I Can Eat Glass was a website created in the mid-1990s that collected more than 150 translations of the phrase "I can eat glass, it does not hurt me". Broken glass is sharp and can cause injury (for example flying glass), and consumption could cause dangerous internal bleeding. Ethan Mollick, then a student at Harvard, chose the unorthodox phrase because he believed visitors to foreign countries typically learn common phrases in the foreign language such as "where is the bathroom?" which instantly reveal they are tourists. "But, if one says 'I can eat glass, it doesn't hurt me,' you will be viewed as an insane native, and treated with dignity and respect", Mollick explained. He described The I Can Eat Glass Project as "a challenge to the human spirit" and compared it to the Apollo program and the Panama Canal.

The site contained a world map that revealed detailed translations in the local language of the area a user clicked.
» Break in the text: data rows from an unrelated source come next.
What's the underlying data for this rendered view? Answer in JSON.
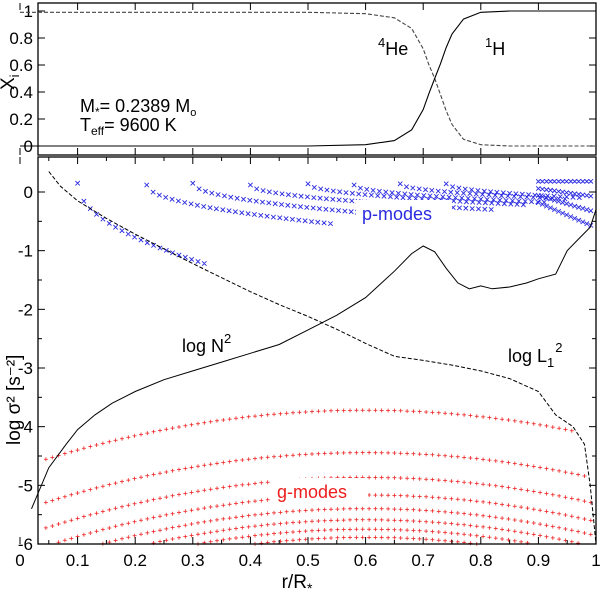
{
  "chart_data": [
    {
      "type": "line",
      "panel": "top",
      "ylabel": "X",
      "ylabel_sub": "i",
      "xlim": [
        0,
        1
      ],
      "ylim": [
        0,
        1
      ],
      "yticks": [
        "0",
        "0.2",
        "0.4",
        "0.6",
        "0.8",
        "1"
      ],
      "yticks_values": [
        0,
        0.2,
        0.4,
        0.6,
        0.8,
        1
      ],
      "params": {
        "mass_label": "M",
        "mass_sub": "*",
        "mass_value": "= 0.2389 M",
        "mass_unit_sub": "o",
        "teff_label": "T",
        "teff_sub": "eff",
        "teff_value": "= 9600 K"
      },
      "labels": {
        "he_super": "4",
        "he": "He",
        "h_super": "1",
        "h": "H"
      },
      "series": [
        {
          "name": "4He",
          "style": "dashed",
          "x": [
            0.0,
            0.5,
            0.6,
            0.65,
            0.68,
            0.7,
            0.71,
            0.72,
            0.73,
            0.74,
            0.75,
            0.77,
            0.8,
            0.85,
            1.0
          ],
          "y": [
            0.99,
            0.99,
            0.98,
            0.95,
            0.87,
            0.72,
            0.6,
            0.5,
            0.38,
            0.26,
            0.16,
            0.05,
            0.01,
            0.0,
            0.0
          ]
        },
        {
          "name": "1H",
          "style": "solid",
          "x": [
            0.0,
            0.5,
            0.6,
            0.65,
            0.68,
            0.7,
            0.71,
            0.72,
            0.73,
            0.74,
            0.75,
            0.77,
            0.8,
            0.85,
            1.0
          ],
          "y": [
            0.0,
            0.0,
            0.01,
            0.04,
            0.12,
            0.27,
            0.39,
            0.5,
            0.61,
            0.73,
            0.83,
            0.94,
            0.99,
            1.0,
            1.0
          ]
        }
      ]
    },
    {
      "type": "line",
      "panel": "bottom",
      "xlabel": "r/R",
      "xlabel_sub": "*",
      "ylabel": "log σ² [s⁻²]",
      "xlim": [
        0,
        1
      ],
      "ylim": [
        -6,
        0.4
      ],
      "xticks": [
        "0",
        "0.1",
        "0.2",
        "0.3",
        "0.4",
        "0.5",
        "0.6",
        "0.7",
        "0.8",
        "0.9",
        "1"
      ],
      "xticks_values": [
        0,
        0.1,
        0.2,
        0.3,
        0.4,
        0.5,
        0.6,
        0.7,
        0.8,
        0.9,
        1
      ],
      "yticks": [
        "0",
        "-1",
        "-2",
        "-3",
        "-4",
        "-5",
        "-6"
      ],
      "yticks_values": [
        0,
        -1,
        -2,
        -3,
        -4,
        -5,
        -6
      ],
      "curve_labels": {
        "n2_text": "log N",
        "n2_sup": "2",
        "l1_text": "log L",
        "l1_sub": "1",
        "l1_sup": "2"
      },
      "mode_labels": {
        "p": "p-modes",
        "g": "g-modes"
      },
      "colors": {
        "p_modes": "#2a2ae0",
        "g_modes": "#ee1c1c"
      },
      "series": [
        {
          "name": "log N²",
          "style": "solid",
          "x": [
            0.02,
            0.05,
            0.08,
            0.1,
            0.13,
            0.16,
            0.2,
            0.25,
            0.3,
            0.35,
            0.4,
            0.45,
            0.5,
            0.55,
            0.6,
            0.65,
            0.68,
            0.7,
            0.72,
            0.74,
            0.76,
            0.78,
            0.8,
            0.82,
            0.85,
            0.88,
            0.9,
            0.93,
            0.95,
            0.97,
            0.99,
            1.0
          ],
          "y": [
            -5.4,
            -4.7,
            -4.3,
            -4.05,
            -3.8,
            -3.6,
            -3.4,
            -3.2,
            -3.05,
            -2.9,
            -2.75,
            -2.6,
            -2.35,
            -2.1,
            -1.8,
            -1.35,
            -1.05,
            -0.92,
            -1.02,
            -1.3,
            -1.55,
            -1.65,
            -1.6,
            -1.65,
            -1.62,
            -1.55,
            -1.48,
            -1.4,
            -1.0,
            -0.8,
            -0.6,
            -0.3
          ]
        },
        {
          "name": "log L1²",
          "style": "dashed",
          "x": [
            0.05,
            0.07,
            0.1,
            0.15,
            0.2,
            0.25,
            0.3,
            0.35,
            0.4,
            0.45,
            0.5,
            0.55,
            0.6,
            0.65,
            0.7,
            0.75,
            0.8,
            0.85,
            0.9,
            0.93,
            0.96,
            0.98,
            0.99,
            1.0
          ],
          "y": [
            0.35,
            0.1,
            -0.15,
            -0.45,
            -0.72,
            -0.97,
            -1.22,
            -1.46,
            -1.7,
            -1.92,
            -2.12,
            -2.34,
            -2.58,
            -2.8,
            -2.87,
            -2.95,
            -3.05,
            -3.18,
            -3.4,
            -3.8,
            -4.0,
            -4.3,
            -5.0,
            -6.0
          ]
        }
      ]
    }
  ]
}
It was covered in the press in 1996. Mollick's original page disappeared in or about June 2004, but the phrase has continued as an absurdist example in linguistics. The project is housed on the current website for The Immediate Gratification Players, a student improvisational comedy group of which Mollick was a member and which hosted the original site.

The project grew to considerable size since web surfers were invited to submit translations. The phrase was translated into over 150 languages, including some that are fictional or invented, as well as into code from various computer languages. It became an Internet meme.